Ah, sorry, I was a little to fast earlier. When I expanded the dot product and got the actual result, I thought I was finished.

So, the rotated unit v3 vector is, v3rot = [-b a]/sqrt(b^2+a^2)
Now we can do the scalar projection from v4 onto this, and we get the height of the parallelogram: h = dot(v4,v3rot) = (ad-bc)/sqrt(b^2+a^2).

Then the area of the parallelogram is: A=base*height = |v3|*(ad-bc)/sqrt(b^2+a^2)
= sqrt(b^2+a^2)*((ad-bc)/sqrt(b^2+a^2)) = ad-bc

That's just beautiful.

When it comes to the other equation there, I see that its the same as the area:
|v3|^2*|v4|^2-dot(v3,v4)^2 = (a^2+b^2)(c^2+d^2)-(ac+bd)^2 = (ad-bc)^2
However, I cannot see this geometrically.
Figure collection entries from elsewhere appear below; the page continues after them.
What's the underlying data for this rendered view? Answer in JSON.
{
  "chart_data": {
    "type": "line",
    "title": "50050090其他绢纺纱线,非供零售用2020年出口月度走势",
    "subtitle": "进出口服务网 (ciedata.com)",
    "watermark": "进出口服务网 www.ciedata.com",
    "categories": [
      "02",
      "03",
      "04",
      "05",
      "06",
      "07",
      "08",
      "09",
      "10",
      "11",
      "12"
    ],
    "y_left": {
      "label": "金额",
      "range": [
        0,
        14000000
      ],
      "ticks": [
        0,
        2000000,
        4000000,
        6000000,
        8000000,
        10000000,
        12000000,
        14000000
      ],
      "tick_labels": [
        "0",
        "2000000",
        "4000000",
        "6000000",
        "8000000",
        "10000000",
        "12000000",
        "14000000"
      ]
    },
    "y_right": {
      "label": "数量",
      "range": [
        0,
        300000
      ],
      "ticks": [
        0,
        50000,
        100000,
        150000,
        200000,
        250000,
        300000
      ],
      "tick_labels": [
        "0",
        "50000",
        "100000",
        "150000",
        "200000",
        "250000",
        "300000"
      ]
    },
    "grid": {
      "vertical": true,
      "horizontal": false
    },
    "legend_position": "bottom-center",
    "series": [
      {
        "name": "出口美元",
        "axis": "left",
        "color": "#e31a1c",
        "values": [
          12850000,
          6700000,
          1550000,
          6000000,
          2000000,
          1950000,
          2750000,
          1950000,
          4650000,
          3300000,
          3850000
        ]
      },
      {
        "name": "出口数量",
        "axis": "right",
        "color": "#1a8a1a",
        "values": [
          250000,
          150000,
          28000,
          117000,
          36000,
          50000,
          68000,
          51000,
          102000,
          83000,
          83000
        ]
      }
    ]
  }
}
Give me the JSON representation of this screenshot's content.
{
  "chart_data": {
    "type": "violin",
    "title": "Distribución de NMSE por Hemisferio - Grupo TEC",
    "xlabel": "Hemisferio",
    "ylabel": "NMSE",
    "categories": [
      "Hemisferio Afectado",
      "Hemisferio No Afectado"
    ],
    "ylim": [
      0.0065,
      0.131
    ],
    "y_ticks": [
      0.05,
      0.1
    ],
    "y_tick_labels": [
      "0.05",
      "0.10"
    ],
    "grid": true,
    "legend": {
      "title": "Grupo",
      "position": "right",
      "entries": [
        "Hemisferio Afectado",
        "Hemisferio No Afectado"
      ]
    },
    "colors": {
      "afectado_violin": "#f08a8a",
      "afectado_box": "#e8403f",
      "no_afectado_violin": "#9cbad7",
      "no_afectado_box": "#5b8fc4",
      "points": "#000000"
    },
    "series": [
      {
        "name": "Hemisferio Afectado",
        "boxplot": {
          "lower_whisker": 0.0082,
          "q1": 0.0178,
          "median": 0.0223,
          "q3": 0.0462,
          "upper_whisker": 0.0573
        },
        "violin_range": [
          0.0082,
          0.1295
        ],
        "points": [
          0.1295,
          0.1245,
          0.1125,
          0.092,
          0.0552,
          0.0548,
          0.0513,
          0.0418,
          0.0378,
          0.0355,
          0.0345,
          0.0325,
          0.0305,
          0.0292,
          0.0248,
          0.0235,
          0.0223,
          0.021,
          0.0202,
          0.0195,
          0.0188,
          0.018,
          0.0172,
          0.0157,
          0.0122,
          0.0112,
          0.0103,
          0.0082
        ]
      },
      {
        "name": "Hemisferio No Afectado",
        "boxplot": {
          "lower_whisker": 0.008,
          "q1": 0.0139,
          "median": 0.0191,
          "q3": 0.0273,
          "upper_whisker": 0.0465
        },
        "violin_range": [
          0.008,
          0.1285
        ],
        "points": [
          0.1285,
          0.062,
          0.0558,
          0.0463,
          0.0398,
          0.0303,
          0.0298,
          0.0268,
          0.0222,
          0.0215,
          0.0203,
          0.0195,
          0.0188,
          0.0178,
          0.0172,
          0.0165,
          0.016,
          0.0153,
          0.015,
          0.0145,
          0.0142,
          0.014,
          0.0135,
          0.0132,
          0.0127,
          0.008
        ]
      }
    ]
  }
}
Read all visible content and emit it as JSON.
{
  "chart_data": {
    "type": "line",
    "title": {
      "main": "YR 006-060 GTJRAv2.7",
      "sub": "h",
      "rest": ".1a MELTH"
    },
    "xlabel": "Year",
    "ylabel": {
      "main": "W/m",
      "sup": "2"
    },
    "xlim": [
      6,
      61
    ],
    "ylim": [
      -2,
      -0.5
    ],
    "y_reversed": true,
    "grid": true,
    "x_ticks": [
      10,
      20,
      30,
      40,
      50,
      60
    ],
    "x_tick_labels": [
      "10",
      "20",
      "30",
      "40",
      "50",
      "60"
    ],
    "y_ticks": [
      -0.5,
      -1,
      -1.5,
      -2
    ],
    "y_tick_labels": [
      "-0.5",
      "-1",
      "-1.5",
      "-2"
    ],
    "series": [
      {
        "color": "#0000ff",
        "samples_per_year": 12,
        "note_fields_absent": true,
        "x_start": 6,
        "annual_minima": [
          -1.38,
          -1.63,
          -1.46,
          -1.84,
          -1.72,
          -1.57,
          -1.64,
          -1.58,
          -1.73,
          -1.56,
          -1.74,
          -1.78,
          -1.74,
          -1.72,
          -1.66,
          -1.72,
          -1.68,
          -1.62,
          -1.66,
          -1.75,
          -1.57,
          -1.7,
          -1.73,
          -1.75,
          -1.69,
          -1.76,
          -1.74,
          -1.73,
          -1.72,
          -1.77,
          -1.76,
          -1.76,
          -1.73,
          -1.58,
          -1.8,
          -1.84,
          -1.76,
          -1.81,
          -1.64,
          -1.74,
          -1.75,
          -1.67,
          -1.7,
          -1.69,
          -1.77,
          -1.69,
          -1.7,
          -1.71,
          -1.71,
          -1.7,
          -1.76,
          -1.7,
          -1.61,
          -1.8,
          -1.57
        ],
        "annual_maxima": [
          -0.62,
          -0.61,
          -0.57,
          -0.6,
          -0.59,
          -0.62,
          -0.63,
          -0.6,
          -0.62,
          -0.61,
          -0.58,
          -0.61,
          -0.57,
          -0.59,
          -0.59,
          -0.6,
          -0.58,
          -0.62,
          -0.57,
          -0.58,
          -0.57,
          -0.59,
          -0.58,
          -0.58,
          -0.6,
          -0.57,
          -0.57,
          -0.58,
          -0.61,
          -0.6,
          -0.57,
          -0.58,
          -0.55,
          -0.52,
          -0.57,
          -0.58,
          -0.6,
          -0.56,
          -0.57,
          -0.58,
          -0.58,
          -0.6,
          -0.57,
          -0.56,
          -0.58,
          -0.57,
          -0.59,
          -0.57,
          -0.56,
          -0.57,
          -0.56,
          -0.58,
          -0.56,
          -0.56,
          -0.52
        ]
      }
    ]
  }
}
Anyway, thanks a lot man. I think I had the answer in front of me from the beginning, it's just sometimes hard to actually see it ^^

 

[Dick]

Ah, sorry, I was a little to fast earlier. When I expanded the dot product and got the actual result, I thought I was finished.

So, the rotated unit v3 vector is, v3rot = [-b a]/sqrt(b^2+a^2)
Now we can do the scalar projection from v4 onto this, and we get the height of the parallelogram: h = dot(v4,v3rot) = (ad-bc)/sqrt(b^2+a^2).

Then the area of the parallelogram is: A=base*height = |v3|*(ad-bc)/sqrt(b^2+a^2)
= sqrt(b^2+a^2)*((ad-bc)/sqrt(b^2+a^2)) = ad-bc

That's just beautiful.

When it comes to the other equation there, I see that its the same as the area:
|v3|^2*|v4|^2-dot(v3,v4)^2 = (a^2+b^2)(c^2+d^2)-(ac+bd)^2 = (ad-bc)^2
However, I cannot see this geometrically.

Anyway, thanks a lot man. I think I had the answer in front of me from the beginning, it's just sometimes hard to actually see it ^^

For the other approach you know |v3|*|v4|*sin(theta), where theta is the angle between the vectors, is the area you want. Use that dot(v3,v4)=|v3|*|v4|*cos(theta).

 

[liengen]

Ah, I see. By using the identity sin(theta)=(+-)sqrt(1-cos^2(theta)):

A = |v3|*|v4|*sin(theta)
A = |v3|*|v4|*(+-)sqrt(1-cos^2(theta))
A^2 = |v3|^2*|v4|^2*(1-cos^2(theta)) = |v3|^2*|v4|^2 - dot(v3,v4)^2

Again, thanks a lot man :-D

 

[cubzar]

Also, since the transform of a parallelogram with a vertex at the origin has area sclae factor ad-bc, the same applies for any triangle with a vertex at the origin, because the triangle can be added to its reflection in the side not touching the origin to make a parallelogram. Any polygon containing the origin can be split into triangles with the origin as a vertex and the areas summed. A polygon not containing the origin can be adjoined to another polygon, the whole expressed as a sum of triangles, then the adjoined polygon split up and its area subtracted. A shape which is not straight-sided can be approximated with an arbitrarily large number of triangles, and the number of triangles allowed to tend to infinity.
Therefore any 2D shape in a euclidean geometry has an area scale factor of ad-bc for the transformation.